An external defibrillator, like a fire extinguisher or certain medications, may be seen as a piece of equipment that every surgical facility is required to have on site but that, with any luck, will never need to be used. While your staff may rarely be called upon to operate the defibrillators that may save patients' lives, it's common sense that when your facility needs to replace or upgrade the devices, it should purchase those that are effective as well as easy to use.

Manual and automated
In terms of operation, defibrillating devices are classified into two main types: manual external defibrillators and automated external defibrillators.
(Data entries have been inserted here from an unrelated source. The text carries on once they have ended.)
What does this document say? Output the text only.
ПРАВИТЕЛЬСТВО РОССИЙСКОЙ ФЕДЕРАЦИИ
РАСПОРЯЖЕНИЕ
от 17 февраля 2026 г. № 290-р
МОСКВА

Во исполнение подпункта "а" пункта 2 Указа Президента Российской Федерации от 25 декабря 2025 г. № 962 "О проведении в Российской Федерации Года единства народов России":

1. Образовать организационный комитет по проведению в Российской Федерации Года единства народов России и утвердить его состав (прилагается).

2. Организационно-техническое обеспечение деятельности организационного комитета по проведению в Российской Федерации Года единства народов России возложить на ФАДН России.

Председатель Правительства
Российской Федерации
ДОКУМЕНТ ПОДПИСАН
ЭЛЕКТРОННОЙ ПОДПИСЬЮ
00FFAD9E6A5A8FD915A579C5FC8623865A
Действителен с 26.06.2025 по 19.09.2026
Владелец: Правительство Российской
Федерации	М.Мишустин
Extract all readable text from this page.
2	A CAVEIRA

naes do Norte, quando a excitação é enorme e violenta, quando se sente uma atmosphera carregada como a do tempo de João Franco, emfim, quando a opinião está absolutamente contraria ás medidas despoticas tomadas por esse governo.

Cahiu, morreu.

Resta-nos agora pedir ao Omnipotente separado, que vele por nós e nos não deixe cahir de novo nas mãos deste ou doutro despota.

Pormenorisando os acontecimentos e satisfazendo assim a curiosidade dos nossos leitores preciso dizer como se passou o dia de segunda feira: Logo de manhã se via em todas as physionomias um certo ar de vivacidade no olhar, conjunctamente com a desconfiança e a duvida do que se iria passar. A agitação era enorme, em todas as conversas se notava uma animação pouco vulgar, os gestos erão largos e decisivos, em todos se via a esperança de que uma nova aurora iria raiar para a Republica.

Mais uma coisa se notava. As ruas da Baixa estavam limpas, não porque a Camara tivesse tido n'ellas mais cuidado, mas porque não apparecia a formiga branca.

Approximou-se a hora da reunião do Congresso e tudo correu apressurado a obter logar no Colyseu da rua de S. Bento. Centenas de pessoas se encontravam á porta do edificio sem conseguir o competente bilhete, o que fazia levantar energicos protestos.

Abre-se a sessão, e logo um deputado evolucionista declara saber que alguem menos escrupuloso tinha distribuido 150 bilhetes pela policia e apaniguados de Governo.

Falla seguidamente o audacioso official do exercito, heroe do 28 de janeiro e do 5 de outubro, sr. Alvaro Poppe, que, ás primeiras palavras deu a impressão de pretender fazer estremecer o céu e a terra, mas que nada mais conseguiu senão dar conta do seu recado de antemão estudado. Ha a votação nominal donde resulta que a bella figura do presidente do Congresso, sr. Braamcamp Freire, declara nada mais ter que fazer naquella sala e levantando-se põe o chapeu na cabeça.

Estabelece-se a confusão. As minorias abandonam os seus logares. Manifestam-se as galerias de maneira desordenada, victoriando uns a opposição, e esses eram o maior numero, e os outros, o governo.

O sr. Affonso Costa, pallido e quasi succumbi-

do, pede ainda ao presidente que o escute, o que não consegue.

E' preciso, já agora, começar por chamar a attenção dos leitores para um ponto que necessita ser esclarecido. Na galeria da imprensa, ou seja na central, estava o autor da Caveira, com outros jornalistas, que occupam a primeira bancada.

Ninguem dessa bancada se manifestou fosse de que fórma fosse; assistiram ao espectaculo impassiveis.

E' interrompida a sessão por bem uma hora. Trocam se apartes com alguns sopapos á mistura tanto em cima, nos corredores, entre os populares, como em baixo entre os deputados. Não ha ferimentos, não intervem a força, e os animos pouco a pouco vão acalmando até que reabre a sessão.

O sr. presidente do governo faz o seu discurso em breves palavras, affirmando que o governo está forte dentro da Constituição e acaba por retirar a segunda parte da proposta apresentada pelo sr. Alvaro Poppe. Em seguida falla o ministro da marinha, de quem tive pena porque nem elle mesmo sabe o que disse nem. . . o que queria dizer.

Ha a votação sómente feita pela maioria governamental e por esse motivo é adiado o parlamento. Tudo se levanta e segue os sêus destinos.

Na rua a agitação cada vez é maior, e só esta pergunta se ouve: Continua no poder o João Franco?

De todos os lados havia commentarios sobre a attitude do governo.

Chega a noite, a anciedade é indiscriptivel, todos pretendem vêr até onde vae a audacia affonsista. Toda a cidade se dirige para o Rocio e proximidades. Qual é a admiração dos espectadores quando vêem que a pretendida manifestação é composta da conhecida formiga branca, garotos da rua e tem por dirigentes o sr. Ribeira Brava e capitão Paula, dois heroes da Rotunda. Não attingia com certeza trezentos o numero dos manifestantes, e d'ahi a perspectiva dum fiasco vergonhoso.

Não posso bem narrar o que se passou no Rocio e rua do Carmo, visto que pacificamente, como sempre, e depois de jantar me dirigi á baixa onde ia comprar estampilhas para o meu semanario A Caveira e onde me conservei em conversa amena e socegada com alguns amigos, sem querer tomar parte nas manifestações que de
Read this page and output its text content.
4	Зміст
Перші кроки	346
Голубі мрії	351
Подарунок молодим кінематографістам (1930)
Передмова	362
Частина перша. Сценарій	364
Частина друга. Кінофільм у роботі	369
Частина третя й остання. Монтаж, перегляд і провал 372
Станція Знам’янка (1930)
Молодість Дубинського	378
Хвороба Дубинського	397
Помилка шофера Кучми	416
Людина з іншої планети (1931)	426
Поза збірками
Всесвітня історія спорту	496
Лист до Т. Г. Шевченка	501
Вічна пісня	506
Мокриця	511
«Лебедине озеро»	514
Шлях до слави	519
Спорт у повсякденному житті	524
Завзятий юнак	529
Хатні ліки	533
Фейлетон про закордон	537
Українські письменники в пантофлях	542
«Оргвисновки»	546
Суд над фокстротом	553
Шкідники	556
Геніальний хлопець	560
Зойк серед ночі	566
Manual defibrillators, familiar from the standard crash cart, usually include monitoring capabilities. They range from large-screened models that track pacing, non-invasive blood pressure, pulse oximetry, end tidal CO2 and several other patient vital signs to smaller units that may only monitor pacing and ECG. Hospital outpatient departments are more likely to be equipped with manual defibrillators and to include among their staffs clinicians who are specially trained to use them.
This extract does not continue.